Strategic Details of Solving Tornadoes as a profit seeking enterprise
Issues of Verification of the Efficacy of our Applied Solutions
Accordingly the severity of severe weather can be mitigated.
Can We Really Pop a Tornado?
Okay, . . . so . . . we really cannot pop a tornadic vortice like we can pop a bubble with a needle--no matter how big the needle. We realize our marketing is misleading, but we feel strongly that it is misleading you in the direction that best fits the facts. Specifically, since all of the functional details of tornadic vortices are interdependent (their efficacy being highly dependent on one another) theoretically any interruption in any of these factors will–like pricking a bubble with a needle–result in a breakdown of a vortice’s ability to maintain the structure that underlies its persistence. In other words, it will pop!

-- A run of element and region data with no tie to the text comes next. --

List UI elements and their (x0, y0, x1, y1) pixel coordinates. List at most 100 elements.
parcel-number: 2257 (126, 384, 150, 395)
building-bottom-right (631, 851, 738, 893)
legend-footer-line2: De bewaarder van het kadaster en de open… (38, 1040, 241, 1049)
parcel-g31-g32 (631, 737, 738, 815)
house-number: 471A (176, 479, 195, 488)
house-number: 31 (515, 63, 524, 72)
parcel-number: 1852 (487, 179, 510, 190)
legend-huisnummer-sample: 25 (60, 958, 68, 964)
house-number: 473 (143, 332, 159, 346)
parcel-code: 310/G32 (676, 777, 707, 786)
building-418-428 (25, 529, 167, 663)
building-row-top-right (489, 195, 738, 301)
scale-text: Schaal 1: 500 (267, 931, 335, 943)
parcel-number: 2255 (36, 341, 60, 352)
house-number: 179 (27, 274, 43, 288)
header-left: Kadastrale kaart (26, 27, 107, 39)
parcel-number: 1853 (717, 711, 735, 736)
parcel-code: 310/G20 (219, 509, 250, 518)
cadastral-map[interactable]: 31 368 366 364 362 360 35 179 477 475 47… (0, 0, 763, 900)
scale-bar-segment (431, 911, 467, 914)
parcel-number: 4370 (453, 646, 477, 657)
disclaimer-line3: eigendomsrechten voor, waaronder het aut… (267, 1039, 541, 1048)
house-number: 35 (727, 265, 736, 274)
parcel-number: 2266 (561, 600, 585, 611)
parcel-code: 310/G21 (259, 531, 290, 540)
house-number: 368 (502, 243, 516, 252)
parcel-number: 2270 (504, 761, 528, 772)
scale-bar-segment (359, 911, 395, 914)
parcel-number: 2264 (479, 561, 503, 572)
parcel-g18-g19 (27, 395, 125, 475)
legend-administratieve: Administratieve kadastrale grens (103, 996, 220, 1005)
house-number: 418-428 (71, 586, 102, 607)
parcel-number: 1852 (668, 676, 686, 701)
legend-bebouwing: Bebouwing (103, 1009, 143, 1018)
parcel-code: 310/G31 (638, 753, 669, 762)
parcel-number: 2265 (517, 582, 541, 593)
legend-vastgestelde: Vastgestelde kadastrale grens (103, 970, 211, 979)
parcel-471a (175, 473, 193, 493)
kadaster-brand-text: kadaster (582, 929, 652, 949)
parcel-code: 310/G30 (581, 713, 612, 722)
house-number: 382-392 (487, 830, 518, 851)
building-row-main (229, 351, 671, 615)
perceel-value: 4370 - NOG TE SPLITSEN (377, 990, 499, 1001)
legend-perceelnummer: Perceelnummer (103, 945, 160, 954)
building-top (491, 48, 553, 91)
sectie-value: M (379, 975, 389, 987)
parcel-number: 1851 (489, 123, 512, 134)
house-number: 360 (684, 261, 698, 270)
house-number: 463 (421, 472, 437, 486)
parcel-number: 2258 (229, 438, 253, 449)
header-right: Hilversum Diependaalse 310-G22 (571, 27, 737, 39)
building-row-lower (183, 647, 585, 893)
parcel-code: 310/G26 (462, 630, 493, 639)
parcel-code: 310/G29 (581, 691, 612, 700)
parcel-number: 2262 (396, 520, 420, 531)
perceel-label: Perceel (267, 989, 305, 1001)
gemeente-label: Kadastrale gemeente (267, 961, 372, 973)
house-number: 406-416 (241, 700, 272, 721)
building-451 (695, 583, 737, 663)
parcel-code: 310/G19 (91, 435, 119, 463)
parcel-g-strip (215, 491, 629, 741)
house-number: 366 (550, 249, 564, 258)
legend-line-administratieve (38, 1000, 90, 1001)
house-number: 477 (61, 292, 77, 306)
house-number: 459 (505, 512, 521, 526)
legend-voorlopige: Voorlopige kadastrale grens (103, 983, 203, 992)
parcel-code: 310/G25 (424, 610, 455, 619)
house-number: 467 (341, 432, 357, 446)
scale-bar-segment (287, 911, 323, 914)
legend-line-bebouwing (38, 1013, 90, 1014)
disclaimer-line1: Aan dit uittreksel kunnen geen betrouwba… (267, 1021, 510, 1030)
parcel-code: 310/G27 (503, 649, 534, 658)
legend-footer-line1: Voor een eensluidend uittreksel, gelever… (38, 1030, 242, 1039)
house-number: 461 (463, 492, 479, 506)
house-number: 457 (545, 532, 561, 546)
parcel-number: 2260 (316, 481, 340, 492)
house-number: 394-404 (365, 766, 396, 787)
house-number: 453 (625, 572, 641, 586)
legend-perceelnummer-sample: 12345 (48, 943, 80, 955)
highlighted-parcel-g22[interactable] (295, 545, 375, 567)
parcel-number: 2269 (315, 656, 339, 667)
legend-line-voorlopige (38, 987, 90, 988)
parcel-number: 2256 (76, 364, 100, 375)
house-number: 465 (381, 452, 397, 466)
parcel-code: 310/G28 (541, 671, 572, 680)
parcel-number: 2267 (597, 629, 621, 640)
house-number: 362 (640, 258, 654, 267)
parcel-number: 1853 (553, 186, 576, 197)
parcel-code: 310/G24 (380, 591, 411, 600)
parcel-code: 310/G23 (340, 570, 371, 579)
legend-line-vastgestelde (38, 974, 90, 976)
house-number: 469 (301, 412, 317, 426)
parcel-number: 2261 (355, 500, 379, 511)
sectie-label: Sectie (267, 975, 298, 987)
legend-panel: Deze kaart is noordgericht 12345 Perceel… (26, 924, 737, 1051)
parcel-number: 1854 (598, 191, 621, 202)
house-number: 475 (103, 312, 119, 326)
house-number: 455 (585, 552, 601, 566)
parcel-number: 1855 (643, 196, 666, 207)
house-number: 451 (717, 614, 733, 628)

We are confident that the ability to shut off the delivery of energetic low pressure to the location of a storm is immediately within our grasp.

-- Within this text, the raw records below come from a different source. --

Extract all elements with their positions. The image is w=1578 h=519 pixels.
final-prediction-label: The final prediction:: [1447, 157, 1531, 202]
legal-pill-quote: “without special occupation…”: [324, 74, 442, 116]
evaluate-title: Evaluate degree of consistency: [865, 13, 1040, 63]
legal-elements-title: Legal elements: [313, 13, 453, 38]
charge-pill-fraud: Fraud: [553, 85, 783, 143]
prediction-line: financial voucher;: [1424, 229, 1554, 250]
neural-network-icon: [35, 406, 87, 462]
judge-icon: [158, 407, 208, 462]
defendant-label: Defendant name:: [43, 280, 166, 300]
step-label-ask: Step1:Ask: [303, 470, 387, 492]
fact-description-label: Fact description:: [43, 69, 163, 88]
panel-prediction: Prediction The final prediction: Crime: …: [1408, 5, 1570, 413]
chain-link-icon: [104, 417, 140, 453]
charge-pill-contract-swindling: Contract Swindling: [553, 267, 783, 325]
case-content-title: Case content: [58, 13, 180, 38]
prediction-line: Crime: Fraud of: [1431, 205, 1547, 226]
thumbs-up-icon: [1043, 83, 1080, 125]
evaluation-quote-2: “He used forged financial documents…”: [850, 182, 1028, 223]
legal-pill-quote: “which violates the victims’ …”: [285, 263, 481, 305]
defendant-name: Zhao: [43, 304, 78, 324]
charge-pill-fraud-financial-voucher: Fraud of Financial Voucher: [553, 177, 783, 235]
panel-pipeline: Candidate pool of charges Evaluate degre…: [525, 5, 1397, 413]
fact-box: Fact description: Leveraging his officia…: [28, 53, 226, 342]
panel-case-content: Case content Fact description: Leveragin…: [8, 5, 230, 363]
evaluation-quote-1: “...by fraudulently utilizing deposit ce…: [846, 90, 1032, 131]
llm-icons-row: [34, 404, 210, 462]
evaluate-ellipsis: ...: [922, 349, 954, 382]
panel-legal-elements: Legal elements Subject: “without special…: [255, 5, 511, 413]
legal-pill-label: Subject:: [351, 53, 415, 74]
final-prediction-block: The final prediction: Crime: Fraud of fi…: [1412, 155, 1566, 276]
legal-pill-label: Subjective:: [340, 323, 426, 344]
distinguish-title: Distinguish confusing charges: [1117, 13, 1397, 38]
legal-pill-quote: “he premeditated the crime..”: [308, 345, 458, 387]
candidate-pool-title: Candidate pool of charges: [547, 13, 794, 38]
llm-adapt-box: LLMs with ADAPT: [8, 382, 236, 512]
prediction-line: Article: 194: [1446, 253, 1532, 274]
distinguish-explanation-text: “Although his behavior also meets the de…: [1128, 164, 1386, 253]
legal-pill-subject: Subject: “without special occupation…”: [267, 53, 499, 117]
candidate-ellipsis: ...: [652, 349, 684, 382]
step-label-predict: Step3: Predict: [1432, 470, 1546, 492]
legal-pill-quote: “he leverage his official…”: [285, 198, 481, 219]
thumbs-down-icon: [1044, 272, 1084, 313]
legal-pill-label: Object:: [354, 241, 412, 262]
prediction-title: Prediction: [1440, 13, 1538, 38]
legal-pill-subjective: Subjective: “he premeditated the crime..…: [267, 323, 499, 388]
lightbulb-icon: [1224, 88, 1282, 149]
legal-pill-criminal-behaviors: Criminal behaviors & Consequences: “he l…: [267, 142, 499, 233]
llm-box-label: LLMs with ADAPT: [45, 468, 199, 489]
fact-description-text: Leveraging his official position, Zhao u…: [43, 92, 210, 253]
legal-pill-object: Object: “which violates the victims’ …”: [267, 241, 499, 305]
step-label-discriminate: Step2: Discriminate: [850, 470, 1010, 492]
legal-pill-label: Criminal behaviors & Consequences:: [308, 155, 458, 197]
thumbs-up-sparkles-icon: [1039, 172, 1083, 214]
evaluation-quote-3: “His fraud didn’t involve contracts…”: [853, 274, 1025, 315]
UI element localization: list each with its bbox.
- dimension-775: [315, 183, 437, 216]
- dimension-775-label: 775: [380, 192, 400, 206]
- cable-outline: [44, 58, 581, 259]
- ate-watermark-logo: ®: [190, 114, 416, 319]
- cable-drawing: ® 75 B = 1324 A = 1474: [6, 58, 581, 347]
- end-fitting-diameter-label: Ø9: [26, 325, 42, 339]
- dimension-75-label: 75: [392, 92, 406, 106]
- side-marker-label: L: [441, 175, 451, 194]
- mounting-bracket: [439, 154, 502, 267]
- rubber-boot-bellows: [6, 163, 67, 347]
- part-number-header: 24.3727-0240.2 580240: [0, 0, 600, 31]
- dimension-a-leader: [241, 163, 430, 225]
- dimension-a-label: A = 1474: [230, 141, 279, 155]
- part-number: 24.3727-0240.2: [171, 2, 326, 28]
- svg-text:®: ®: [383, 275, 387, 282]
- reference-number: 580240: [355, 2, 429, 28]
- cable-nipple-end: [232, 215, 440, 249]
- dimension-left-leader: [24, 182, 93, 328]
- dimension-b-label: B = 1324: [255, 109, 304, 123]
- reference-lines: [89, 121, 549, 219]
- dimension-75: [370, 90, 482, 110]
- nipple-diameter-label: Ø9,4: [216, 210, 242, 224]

It’s water, but it is not just water
We deliberately ignored the dumbed-down models of conventional meteorology and reverse engineered our way to comprehending the physics of storms. With respect to this we have a very important message to convey: It’s water, but it is not just water
The sheath of a tornadic vortice is, mostly, comprised of H2O. But it certainly is not “just” water. It is a rare and highly energized form of H2O that only occurs in the atmosphere and only in the context of wind shear. In fact it requires a constant source of wind shear; otherwise it will deteriorate rapidly. Also, be aware that this is not a hot plasma, as we see in ionic plasmas, like the flame of fire. This is a room temperature plasma.
How a tornadic vortice is unlike a soap bubble
So, the highly energized H2O based, surface-tension plasma of tornadic vortices is different from the more passive surface tension of a soap bubble. One characteristic of this "vortice plasma" is that it is very aggressive about enveloping the flow that is the source of the energy it needs to continue to exist. We refer to this as the persistence of vortice plasma problem. One consequence of this persistence problem being that it is more difficult to interrupt or defeat the surface-tension plasma of tornadic vortices. And then there are the difficulties of just getting to where it is, at the top of the troposphere, 7 to 12 kilometers above.
Nevertheless it is still just water
At Solving Tornadoes we maintain that it will prove to be simple, cheap, and even mundane to regularly interrupt the delivery of energetic low pressure to the location of a storm and to thereby mitigate the severity of severe weather.